The 26-year-old will go head-to-head with Australian star Reardon in February, an athlete who he has admired from afar both on and off the track.

“Scott is an amazing ambassador and competitor in Paralympic sport,” Wallace explained.

“I’ve always enjoyed watching him compete and will be honoured to share the track with him.

“He seems like such a laid-back dude with a fire for greatness. He is a great example of excellence in the sport of track and field.”

Reardon is the reigning Paralympic champion in the T42 100m from the Rio Olympics, going one place better than his silver-medal in London four years prior.
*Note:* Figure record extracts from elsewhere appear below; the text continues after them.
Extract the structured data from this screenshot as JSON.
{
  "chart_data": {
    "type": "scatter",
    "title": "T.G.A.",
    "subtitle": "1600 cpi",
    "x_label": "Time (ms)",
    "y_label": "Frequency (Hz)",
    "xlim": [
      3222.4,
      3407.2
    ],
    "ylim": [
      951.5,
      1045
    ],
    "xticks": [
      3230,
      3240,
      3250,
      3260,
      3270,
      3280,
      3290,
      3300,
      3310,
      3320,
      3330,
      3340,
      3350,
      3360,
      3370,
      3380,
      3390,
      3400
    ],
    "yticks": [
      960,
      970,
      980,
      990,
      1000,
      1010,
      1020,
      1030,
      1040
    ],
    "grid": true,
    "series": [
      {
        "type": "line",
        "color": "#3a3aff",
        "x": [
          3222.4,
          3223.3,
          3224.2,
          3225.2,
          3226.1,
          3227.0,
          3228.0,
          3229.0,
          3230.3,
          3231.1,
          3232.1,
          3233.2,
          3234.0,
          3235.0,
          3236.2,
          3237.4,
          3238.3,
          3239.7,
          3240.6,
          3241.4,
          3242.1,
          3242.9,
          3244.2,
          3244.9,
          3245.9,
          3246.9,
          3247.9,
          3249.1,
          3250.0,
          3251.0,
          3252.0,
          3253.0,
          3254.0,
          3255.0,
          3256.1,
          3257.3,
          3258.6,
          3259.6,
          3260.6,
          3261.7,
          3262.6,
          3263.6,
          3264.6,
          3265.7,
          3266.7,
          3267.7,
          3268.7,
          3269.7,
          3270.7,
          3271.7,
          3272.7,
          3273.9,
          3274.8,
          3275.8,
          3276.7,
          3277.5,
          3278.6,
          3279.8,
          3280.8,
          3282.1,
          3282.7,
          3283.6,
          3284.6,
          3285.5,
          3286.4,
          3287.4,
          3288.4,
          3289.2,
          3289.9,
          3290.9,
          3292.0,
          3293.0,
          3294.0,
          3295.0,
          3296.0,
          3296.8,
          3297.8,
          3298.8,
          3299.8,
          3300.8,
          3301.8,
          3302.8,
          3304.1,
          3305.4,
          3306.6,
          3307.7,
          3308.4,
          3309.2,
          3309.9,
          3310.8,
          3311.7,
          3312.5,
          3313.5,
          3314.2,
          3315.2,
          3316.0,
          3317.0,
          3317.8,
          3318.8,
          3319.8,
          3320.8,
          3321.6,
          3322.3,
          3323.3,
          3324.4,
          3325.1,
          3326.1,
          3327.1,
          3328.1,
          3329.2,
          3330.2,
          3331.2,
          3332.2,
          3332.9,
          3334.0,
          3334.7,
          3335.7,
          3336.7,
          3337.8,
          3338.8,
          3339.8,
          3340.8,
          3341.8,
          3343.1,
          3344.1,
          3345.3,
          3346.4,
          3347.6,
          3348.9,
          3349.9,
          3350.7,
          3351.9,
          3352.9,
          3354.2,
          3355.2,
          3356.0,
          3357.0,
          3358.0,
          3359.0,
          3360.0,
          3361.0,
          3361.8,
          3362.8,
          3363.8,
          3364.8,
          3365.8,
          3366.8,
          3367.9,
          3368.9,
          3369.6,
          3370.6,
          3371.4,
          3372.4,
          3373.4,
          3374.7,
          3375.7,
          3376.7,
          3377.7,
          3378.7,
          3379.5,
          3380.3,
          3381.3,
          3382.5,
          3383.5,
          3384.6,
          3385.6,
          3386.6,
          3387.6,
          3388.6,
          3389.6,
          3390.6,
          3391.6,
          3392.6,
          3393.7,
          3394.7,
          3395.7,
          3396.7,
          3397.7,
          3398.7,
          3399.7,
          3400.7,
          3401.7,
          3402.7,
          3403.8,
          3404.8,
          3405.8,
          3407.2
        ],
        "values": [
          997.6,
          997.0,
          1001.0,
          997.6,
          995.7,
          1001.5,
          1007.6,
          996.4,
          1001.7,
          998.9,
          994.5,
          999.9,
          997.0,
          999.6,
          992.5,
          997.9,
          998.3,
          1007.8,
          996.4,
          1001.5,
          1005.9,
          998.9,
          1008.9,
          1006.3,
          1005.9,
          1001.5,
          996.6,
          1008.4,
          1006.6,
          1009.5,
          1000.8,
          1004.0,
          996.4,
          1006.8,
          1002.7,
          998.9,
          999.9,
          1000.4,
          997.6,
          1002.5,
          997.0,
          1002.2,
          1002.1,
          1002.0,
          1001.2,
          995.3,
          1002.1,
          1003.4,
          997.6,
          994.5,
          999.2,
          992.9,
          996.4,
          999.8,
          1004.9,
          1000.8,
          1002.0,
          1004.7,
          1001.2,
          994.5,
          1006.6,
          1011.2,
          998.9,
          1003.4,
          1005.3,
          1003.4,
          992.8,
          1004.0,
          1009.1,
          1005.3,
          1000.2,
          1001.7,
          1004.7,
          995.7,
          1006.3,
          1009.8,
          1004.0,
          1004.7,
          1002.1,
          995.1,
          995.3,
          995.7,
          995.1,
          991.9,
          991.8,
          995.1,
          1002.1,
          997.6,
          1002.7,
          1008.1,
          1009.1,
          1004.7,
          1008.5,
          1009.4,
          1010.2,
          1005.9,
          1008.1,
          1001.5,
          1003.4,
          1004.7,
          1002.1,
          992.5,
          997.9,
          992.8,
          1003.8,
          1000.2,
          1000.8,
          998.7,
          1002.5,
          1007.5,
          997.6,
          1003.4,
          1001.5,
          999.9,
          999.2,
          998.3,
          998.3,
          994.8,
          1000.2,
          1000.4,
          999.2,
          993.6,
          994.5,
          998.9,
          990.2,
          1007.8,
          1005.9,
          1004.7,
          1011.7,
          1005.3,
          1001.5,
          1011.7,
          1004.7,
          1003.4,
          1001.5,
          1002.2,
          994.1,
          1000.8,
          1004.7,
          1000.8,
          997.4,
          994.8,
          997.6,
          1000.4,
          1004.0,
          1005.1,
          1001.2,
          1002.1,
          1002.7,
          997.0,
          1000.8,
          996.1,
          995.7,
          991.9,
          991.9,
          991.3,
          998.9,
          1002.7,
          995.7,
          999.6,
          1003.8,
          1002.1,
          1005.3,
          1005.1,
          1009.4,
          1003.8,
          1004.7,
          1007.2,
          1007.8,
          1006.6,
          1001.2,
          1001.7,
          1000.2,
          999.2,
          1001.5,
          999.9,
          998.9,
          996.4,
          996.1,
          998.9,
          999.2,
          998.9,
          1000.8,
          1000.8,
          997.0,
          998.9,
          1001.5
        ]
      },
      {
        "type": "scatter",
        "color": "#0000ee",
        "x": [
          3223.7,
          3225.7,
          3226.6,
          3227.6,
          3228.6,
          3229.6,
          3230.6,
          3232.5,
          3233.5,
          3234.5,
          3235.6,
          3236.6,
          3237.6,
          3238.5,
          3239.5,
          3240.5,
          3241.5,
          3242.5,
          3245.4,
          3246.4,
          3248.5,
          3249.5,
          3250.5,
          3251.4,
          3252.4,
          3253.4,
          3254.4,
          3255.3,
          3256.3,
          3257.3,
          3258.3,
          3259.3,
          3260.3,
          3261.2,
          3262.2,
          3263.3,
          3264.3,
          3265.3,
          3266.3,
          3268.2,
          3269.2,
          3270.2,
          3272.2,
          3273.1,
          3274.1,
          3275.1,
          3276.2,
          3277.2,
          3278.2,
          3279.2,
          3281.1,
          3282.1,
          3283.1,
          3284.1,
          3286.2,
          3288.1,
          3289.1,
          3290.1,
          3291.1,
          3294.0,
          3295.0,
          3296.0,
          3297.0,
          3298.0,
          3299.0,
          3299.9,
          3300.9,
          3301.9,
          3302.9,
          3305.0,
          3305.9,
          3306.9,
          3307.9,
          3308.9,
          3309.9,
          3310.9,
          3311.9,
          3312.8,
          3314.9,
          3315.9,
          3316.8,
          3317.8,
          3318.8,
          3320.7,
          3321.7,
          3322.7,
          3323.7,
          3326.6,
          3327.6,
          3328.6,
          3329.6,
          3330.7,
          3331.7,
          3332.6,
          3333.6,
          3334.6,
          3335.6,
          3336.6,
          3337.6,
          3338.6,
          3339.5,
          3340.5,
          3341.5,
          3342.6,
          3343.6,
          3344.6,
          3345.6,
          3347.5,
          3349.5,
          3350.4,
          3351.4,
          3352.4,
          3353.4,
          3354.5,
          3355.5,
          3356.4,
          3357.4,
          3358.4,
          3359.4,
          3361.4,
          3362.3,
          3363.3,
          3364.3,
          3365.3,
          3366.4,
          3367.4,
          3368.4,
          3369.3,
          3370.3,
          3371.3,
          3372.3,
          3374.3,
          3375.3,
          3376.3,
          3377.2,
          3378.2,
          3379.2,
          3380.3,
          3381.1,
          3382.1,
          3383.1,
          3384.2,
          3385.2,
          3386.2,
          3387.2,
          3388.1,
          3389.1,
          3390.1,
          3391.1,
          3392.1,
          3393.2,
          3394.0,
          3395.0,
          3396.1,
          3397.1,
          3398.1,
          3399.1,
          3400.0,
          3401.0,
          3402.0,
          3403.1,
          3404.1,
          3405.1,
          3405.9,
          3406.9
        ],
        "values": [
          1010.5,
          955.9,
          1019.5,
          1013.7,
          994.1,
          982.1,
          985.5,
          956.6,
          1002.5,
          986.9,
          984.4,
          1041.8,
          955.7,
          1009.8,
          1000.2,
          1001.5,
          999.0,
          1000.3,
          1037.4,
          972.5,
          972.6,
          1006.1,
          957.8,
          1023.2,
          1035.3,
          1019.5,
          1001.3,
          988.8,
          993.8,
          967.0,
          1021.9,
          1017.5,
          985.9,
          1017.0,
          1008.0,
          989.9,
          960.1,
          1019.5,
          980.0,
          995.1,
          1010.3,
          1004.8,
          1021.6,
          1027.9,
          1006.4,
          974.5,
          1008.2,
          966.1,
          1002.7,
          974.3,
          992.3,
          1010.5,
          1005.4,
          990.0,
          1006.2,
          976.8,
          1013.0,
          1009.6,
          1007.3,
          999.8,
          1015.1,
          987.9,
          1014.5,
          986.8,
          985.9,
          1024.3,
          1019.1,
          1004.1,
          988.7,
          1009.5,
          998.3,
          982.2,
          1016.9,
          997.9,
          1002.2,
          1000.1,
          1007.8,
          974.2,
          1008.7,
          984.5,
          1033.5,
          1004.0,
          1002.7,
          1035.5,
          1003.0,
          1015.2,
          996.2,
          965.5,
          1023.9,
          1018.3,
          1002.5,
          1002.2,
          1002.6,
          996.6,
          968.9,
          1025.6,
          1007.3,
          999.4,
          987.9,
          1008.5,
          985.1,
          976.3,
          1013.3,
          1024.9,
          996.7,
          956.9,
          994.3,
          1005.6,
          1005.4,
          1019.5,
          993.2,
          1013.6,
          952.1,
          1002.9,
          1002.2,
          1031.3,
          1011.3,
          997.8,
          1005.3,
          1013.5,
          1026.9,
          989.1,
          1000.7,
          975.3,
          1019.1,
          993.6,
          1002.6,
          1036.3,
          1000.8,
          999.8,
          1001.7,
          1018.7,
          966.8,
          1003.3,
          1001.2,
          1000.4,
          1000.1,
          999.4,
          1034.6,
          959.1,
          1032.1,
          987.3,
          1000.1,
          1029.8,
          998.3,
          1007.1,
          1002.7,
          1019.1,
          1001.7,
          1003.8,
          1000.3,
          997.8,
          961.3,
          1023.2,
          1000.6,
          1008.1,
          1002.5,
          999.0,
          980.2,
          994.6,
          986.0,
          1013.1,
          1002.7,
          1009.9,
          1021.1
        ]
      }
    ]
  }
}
He too is looking forward to the rare opportunity of competing against and alongside some of the best track and field athletes in the world, including the fastest of them all in Bolt.

“The Nitro concept is really exciting,” Reardon said.

“To have an action-packed evening of athletics to show the skill, power and athleticism of the athletes, I think that the crowds will love the fast-paced action that Nitro will provide.

“I am excited to race, I am yet to compete since Rio so every time I get the chance to race is exciting, but there is definitely added excitement around Nitro, as there is so much unknown outcome with what the race.

“With us, anyone can win, which is exciting.”

The 26-year-old has limited recent experience running gift races but is keen to put on a good show for those watching at the track and on the Channel 7 broadcast.

“A long time ago, my last gift race was in 2009, so it has been a while, it’s going to be fun, I’ll be out in front and the other boys will be on me so fast at the end, will be awesome for the spectators to see,” Reardon explained.

“I guess I have three main goals over the next four years, win world championships in July is the first, running sub 12 for the 100m is high on this list too, something that I have wanted to achieve since day one.

“Longer term I want to defend my Paralympic title in 2020.”

The two-time T42 100m world champion will start with a lead on Wallace based on their classifications and personal bests knowing the American is just as committed to winning any race he enters as he is himself.

“I have been able to watch him develop over the years and he has been a big part of the rapid progression of the T44 class,” Reardon said.

“Side by side he has me covered, but handicapped races always provide really tight races, so it will be a good match-up, I guess we are in similar phases of preparation so we will both have to bring our A-game if we want to win.”